I often think of Michael Fried, the critic who first denounced the intrusion of theater on art in the 1960s, fuming. Art has only become more theatrical since then, and, to be fair to Fried, in these installations, performances, and happenings, what could be a fruitful tension between objects (space) and events (time) is not always very well thought-out. Enter Enrico David, a London-based, Italian-born artist whose first solo show in the United States, currently up at Seattle Art Museum, is an affecting exploration of just this tension, of the middle zone between thing and idea.

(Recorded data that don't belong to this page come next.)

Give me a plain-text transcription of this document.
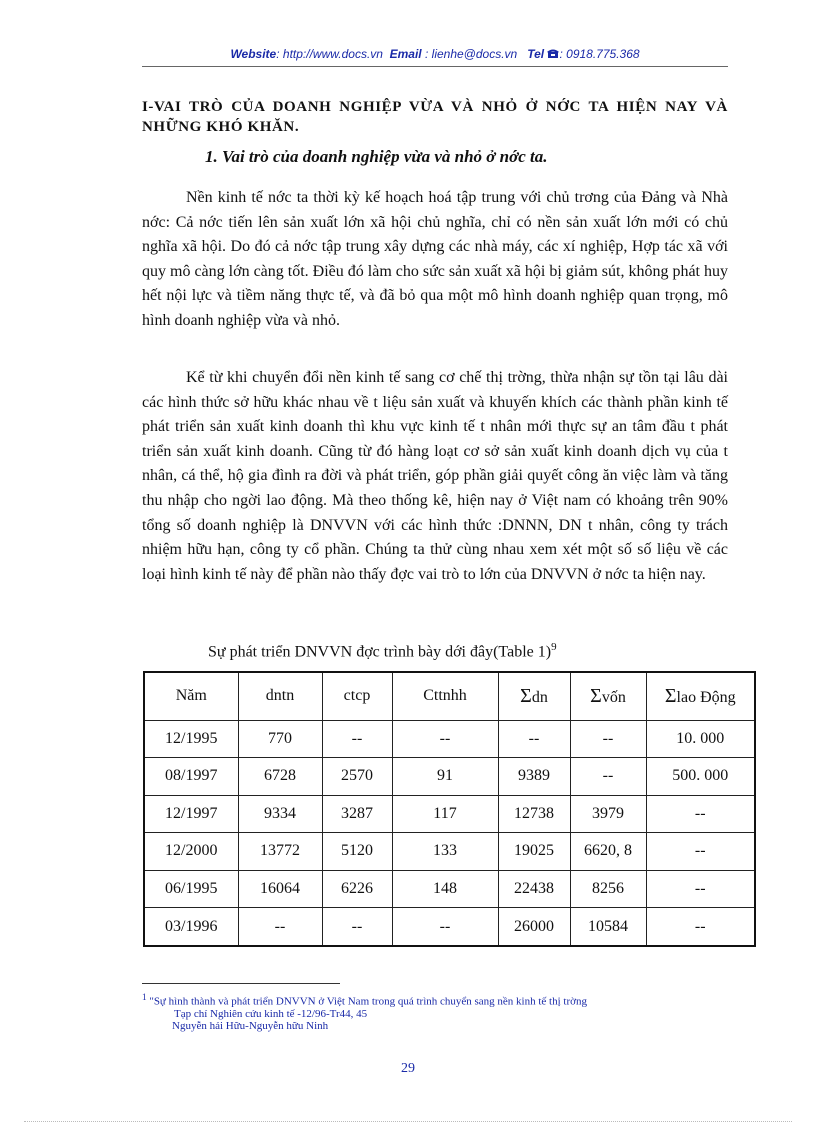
Website: http://www.docs.vn Email : lienhe@docs.vn Tel : 0918.775.368
I-VAI TRÒ CỦA DOANH NGHIỆP VỪA VÀ NHỎ Ở NỚC TA HIỆN NAY VÀ NHỮNG KHÓ KHĂN.
1. Vai trò của doanh nghiệp vừa và nhỏ ở nớc ta.

Nền kinh tế nớc ta thời kỳ kế hoạch hoá tập trung với chủ trơng của Đảng và Nhà nớc: Cả nớc tiến lên sản xuất lớn xã hội chủ nghĩa, chỉ có nền sản xuất lớn mới có chủ nghĩa xã hội. Do đó cả nớc tập trung xây dựng các nhà máy, các xí nghiệp, Hợp tác xã với quy mô càng lớn càng tốt. Điều đó làm cho sức sản xuất xã hội bị giảm sút, không phát huy hết nội lực và tiềm năng thực tế, và đã bỏ qua một mô hình doanh nghiệp quan trọng, mô hình doanh nghiệp vừa và nhỏ.

Kể từ khi chuyển đổi nền kinh tế sang cơ chế thị trờng, thừa nhận sự tồn tại lâu dài các hình thức sở hữu khác nhau về t liệu sản xuất và khuyến khích các thành phần kinh tế phát triển sản xuất kinh doanh thì khu vực kinh tế t nhân mới thực sự an tâm đầu t phát triển sản xuất kinh doanh. Cũng từ đó hàng loạt cơ sở sản xuất kinh doanh dịch vụ của t nhân, cá thể, hộ gia đình ra đời và phát triển, góp phần giải quyết công ăn việc làm và tăng thu nhập cho ngời lao động. Mà theo thống kê, hiện nay ở Việt nam có khoảng trên 90% tổng số doanh nghiệp là DNVVN với các hình thức :DNNN, DN t nhân, công ty trách nhiệm hữu hạn, công ty cổ phần. Chúng ta thử cùng nhau xem xét một số số liệu về các loại hình kinh tế này để phần nào thấy đợc vai trò to lớn của DNVVN ở nớc ta hiện nay.

Sự phát triển DNVVN đợc trình bày dới đây(Table 1)$^9$
Năm	dntn	ctcp	Cttnhh	Σdn	Σvốn	Σlao Động
12/1995	770	--	--	--	--	10. 000
08/1997	6728	2570	91	9389	--	500. 000
12/1997	9334	3287	117	12738	3979	--
12/2000	13772	5120	133	19025	6620, 8	--
06/1995	16064	6226	148	22438	8256	--
03/1996	--	--	--	26000	10584	--
$^1$ "Sự hình thành và phát triển DNVVN ở Việt Nam trong quá trình chuyển sang nền kinh tế thị trờng
Tạp chí Nghiên cứu kinh tế -12/96-Tr44, 45
Nguyễn hải Hữu-Nguyễn hữu Ninh
29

The lights in the gallery have been turned off. Illuminating the various paintings, posters, and sculpture instead are handmade paper lamps hanging from wallpaper silhouettes of lampposts on the wall. The lamps bear the diamond patterns of a Harlequin's costume, a pattern that repeats across the show: on dodgy, winking figures wielding clubs; on contortionists with big teeth; on twin entertainers with droopy, malformed eyelids. The environment, like the commedia dell'arte tradition the mischievous character comes from, is a flexible allegory, rich with associations but open to many interpretations. Where are we, exactly? When are we?
The single sculpture resembles a mysterious relic from an archaeological dig. Some of the paintings are graphic, like posters, like ephemera from some long-finished event. You wander around in this dimly lit environment, experiencing something in the present, but it's as if the whole thing were both a documentation of something that has already happened and its reenactment with a twist. The twist comes from the incompleteness of the documentation, the way all of these images feel related but don't quite lead back to any one thing, except the artist himself.
This Bulbous Marauder (pretty great title) is not the definitive Bulbous Marauder, either. There are other shows by this artist with this title, and, further complicating things, each object in this show is separately labeled and titled Bulbous Marauder, and this is not the whole set of objects with that title, just a selection of them. In other words: More is out there.